Google Chrome will soon allow users to easily restore tab groups that they’ve accidentally closed, since the browser’s history will now both remember and showcase them in the Recently Closed sub-menu.

Chrome tab groups were the browser’s way of displaying a more organized approach to managing one’s multiple webpages online. After all, how many times have we taken a break from work, gone down a YouTube binging spree, only to realize that 20 minutes in one has 20 tabs open and almost all of them are important to both the task at hand and leisure time. Tab groups allowed users to right click on tabs, assign them a color, and then group all relevant webpages so no mix-ups took place. This approach to webpage organization, while certainly intuitive at a glance, slightly gave way under the glaring eye of practical usage and scrutiny.

Problems ultimately lie with the fact that while grouping under color tags is a nifty visual cue, it ultimately serves no purpose in the long run since groups would better serve their purpose as reminders of content that users forgot they opened. It would be rather difficult for a user to forget what they looked up 15 or 20 minutes down the line, thus making groups no more than cleaner ways of arranging tabs. However, a new update to the Chrome interface adds more to tab groups, making them more useful to individuals.

Chrome’s history will now remember tab groups, color and webpages alike, and feature them on the Recently Closed menu. This way, tab groups no longer only visually denote subjects of a similar matter, but also allow them to be recalled if closed. Suddenly, the original objective of maintaining a clean browser space is given more volume. Users can easily group together webpages they’d rather come back to on a later date and close them without the fear of their memory slipping away.

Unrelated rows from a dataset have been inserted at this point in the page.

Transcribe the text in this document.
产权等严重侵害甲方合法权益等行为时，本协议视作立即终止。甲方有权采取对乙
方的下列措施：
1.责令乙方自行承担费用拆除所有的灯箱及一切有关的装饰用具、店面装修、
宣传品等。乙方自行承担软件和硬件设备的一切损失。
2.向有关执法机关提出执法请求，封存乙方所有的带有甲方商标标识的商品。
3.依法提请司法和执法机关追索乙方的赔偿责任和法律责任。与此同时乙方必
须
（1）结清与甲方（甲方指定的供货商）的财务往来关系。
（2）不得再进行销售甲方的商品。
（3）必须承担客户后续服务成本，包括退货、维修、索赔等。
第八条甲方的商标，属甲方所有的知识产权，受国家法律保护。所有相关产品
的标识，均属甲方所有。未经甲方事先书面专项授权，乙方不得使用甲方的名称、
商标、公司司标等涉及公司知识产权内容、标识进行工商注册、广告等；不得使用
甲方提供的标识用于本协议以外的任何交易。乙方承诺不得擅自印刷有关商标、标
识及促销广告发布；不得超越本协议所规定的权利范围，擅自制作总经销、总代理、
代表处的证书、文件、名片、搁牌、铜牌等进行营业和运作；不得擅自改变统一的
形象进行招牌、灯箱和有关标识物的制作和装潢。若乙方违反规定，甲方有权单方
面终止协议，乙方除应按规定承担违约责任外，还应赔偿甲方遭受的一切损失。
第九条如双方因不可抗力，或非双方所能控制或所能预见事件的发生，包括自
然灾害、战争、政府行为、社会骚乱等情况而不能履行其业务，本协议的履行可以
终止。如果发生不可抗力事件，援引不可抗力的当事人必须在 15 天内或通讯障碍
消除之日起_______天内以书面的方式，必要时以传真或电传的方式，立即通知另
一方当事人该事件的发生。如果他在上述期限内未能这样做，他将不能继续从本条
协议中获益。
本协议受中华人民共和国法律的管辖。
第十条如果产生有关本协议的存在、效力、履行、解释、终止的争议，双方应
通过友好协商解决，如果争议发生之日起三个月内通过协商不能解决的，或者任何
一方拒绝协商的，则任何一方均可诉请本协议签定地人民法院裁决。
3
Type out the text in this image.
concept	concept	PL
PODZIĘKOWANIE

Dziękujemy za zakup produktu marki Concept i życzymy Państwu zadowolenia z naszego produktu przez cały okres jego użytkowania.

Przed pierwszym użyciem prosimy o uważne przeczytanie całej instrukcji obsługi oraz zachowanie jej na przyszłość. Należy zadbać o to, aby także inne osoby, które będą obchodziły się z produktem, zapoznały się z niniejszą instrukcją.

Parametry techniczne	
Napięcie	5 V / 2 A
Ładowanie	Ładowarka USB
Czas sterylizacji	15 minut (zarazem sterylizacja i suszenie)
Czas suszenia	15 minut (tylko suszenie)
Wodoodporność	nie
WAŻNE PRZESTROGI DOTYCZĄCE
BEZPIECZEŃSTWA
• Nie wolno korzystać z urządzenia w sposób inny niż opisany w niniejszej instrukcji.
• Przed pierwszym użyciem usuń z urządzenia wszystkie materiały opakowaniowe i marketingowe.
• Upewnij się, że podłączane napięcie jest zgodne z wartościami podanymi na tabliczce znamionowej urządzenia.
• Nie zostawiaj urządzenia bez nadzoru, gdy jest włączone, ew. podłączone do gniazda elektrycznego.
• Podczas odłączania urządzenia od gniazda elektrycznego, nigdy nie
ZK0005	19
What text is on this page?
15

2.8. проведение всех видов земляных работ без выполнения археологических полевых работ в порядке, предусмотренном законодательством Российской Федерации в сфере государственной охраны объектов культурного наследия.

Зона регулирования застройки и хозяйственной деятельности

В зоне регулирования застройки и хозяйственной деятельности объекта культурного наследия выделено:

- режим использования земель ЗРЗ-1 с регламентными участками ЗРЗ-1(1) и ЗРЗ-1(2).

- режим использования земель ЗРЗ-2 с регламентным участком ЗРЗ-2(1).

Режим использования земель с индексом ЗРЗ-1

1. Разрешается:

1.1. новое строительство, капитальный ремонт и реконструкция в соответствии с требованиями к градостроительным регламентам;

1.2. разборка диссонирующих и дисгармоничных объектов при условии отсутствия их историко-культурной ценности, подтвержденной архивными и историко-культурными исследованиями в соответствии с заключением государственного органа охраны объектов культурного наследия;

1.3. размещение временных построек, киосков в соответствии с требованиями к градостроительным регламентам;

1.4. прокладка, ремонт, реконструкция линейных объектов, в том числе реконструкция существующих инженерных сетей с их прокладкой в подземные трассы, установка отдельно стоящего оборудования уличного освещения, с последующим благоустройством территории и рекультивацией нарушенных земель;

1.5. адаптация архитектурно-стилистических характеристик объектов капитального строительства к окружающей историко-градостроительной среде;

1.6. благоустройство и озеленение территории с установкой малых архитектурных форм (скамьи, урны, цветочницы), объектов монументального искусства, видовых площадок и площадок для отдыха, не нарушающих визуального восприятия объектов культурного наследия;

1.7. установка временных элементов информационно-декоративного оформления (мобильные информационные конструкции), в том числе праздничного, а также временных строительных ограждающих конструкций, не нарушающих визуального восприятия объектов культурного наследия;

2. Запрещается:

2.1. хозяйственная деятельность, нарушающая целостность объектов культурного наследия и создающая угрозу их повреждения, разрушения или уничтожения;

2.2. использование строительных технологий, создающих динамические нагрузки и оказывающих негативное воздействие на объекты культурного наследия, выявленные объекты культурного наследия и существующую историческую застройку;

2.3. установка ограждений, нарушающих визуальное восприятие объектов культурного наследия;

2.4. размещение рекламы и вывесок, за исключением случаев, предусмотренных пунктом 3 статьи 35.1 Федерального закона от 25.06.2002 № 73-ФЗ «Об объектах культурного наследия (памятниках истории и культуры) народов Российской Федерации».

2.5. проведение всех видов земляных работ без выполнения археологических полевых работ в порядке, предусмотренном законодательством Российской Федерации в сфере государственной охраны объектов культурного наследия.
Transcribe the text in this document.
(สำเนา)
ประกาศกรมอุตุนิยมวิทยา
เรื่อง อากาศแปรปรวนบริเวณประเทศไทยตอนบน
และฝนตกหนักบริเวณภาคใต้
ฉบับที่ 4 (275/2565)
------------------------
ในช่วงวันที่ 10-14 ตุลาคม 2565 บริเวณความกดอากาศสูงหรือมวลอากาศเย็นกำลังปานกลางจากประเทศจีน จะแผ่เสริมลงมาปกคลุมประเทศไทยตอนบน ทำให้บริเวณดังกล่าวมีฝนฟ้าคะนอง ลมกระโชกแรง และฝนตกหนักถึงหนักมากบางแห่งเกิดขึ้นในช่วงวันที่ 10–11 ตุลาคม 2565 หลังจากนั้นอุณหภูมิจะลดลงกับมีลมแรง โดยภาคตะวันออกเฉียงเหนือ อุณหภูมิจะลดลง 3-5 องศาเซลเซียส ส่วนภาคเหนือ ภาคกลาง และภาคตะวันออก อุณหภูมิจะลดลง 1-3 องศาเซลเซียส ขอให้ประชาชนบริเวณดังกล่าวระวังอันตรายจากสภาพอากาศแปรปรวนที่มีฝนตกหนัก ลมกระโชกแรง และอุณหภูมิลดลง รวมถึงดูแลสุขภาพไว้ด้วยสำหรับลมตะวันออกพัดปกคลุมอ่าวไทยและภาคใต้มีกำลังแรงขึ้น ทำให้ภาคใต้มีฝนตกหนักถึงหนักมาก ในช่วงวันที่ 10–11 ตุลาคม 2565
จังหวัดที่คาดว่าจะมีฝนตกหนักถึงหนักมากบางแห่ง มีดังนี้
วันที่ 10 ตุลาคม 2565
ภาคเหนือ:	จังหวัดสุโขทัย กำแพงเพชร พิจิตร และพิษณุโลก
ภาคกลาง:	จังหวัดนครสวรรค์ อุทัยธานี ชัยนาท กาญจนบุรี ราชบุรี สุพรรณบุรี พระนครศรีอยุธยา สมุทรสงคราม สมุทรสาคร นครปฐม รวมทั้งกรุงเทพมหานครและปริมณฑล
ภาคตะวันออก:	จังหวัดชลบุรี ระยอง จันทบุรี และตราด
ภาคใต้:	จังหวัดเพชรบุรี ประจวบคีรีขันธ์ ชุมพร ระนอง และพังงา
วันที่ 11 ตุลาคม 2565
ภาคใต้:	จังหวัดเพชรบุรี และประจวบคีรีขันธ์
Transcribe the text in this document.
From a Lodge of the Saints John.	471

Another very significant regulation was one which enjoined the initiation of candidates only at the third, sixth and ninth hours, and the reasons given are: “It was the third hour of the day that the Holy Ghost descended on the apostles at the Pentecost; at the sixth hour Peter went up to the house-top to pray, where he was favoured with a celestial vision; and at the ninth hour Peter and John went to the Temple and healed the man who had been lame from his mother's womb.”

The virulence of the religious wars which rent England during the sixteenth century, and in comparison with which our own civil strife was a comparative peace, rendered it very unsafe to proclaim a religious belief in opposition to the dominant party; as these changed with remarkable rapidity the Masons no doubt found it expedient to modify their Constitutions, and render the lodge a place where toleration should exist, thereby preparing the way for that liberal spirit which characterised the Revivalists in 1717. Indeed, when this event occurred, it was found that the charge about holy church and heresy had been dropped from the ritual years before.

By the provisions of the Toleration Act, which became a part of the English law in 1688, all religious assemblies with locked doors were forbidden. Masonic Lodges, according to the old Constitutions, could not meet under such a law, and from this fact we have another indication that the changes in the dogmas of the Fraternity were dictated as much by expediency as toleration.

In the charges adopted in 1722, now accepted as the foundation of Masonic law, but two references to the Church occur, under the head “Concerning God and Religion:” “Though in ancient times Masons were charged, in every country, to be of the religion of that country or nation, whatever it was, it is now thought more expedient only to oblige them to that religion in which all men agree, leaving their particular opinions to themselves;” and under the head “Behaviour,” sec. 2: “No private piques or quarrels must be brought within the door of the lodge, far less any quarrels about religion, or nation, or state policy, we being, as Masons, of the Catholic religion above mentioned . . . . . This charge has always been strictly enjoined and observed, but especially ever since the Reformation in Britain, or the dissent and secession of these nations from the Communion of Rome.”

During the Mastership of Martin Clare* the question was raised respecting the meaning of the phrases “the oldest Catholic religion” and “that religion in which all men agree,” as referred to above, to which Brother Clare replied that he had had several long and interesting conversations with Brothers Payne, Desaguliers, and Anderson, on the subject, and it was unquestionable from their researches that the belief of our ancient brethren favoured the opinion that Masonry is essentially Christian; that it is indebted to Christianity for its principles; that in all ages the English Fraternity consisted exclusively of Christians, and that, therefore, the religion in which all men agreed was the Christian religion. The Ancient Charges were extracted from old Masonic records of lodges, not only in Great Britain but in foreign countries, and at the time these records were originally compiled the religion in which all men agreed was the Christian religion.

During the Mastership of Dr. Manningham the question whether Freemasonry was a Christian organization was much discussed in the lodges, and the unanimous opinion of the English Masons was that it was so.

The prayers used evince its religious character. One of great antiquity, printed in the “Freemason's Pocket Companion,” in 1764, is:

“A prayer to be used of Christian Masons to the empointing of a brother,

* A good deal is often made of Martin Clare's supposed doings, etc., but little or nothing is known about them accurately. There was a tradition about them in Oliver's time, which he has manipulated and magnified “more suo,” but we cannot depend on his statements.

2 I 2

Currently this feature is not available on Chrome’s regular or stable build, and is only accessible on Chrome Canary (as is the case with all upcoming features currently undergoing beta testing or late-stage development). If users wish to have a swing at the update, downloading and using the Canary build should be no issue. Otherwise, patience may prove to be a virtue, since the feature might come to Chrome proper soon enough.